The missing material in Iraq likely poses little threat, according to US officials, but experts say IS’s territory may become a hotspot for stealing radioactive materials.

Last week,  authorities in Kazakhstan announced that a container holding caesium-137 (a radioactive material) disappeared, possibly after falling off a truck.

The Kazakh government says they are actively searching for the container, which weighs over 100 pounds, but would not or could not say where it came from, or where it might be headed.
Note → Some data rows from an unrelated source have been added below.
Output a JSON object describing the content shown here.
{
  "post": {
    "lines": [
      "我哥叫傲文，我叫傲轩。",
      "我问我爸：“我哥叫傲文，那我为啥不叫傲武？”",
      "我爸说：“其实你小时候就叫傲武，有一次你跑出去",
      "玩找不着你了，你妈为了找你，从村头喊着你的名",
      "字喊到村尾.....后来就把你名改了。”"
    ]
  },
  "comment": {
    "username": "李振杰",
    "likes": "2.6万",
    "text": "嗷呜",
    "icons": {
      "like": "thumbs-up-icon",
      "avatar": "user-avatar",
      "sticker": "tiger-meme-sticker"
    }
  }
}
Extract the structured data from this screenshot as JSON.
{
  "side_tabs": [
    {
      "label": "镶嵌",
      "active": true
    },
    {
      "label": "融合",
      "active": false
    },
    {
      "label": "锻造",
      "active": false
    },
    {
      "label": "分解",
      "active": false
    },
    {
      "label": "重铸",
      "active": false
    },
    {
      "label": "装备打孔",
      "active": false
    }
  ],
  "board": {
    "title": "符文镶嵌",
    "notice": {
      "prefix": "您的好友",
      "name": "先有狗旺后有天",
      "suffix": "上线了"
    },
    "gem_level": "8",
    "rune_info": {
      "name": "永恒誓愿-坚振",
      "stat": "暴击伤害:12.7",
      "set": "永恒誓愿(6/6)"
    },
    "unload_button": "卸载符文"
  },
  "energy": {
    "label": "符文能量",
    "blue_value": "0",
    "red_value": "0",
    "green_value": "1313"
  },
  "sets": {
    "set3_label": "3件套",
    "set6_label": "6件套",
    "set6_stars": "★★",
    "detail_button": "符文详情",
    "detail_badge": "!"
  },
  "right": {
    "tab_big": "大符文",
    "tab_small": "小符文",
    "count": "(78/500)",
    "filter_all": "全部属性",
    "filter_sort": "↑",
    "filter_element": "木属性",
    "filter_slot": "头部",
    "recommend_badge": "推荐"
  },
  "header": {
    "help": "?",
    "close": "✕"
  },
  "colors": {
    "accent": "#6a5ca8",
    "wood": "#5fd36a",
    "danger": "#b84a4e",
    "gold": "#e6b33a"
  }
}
It’s unclear how big of a threat the missing caesium-137  poses, but experts say it highlights a growing global problem: As radioactive materials proliferate throughout the world, including in countries that don’t have the resources to secure, track or find them, there’s mounting fear that they could find their way into the hands of criminals and radical groups who could use them to build radioactive weapons, often referred to as “dirty bombs.”

“There’s concern that these sources are widely spread and easily accessible,” said Andrew Bieniawski, the vice president of material security and minimization at the Nuclear Threat Initiative and a former top official in the US National Nuclear Security Administration. “They’re used in everything from oil wells to the medical industry. You have thousands of these sources around the world, and people don’t realize they’re a threat.”

Analysts believe the radioactive material in Kazakhstan fell off the back of a truck transporting it in the western part of the country. Tom Bielefeld, a Germany-based physicist and nuclear security analyst says the caesium-137 likely came from an industrial source, possibly from a tool used in the oil industry to measure well depth. But it could also be related to Kazakhstan’s decommissioned BN-350 nuclear reactor.

The International Atomic Energy Agency (IAEA) reported about 140 cases of missing or unauthorized uses of nuclear and radioactive materials in 2013. But it’s likely that the number of cases is higher as many cases go unreported, according to Bruce Bennett, a defense analyst at Rand Corporation.

The vast majority of the radioactive material that goes missing isn’t used in criminal activity, and the criminal use of radioactive material has been trending downward over the last decade, according to the IAEA.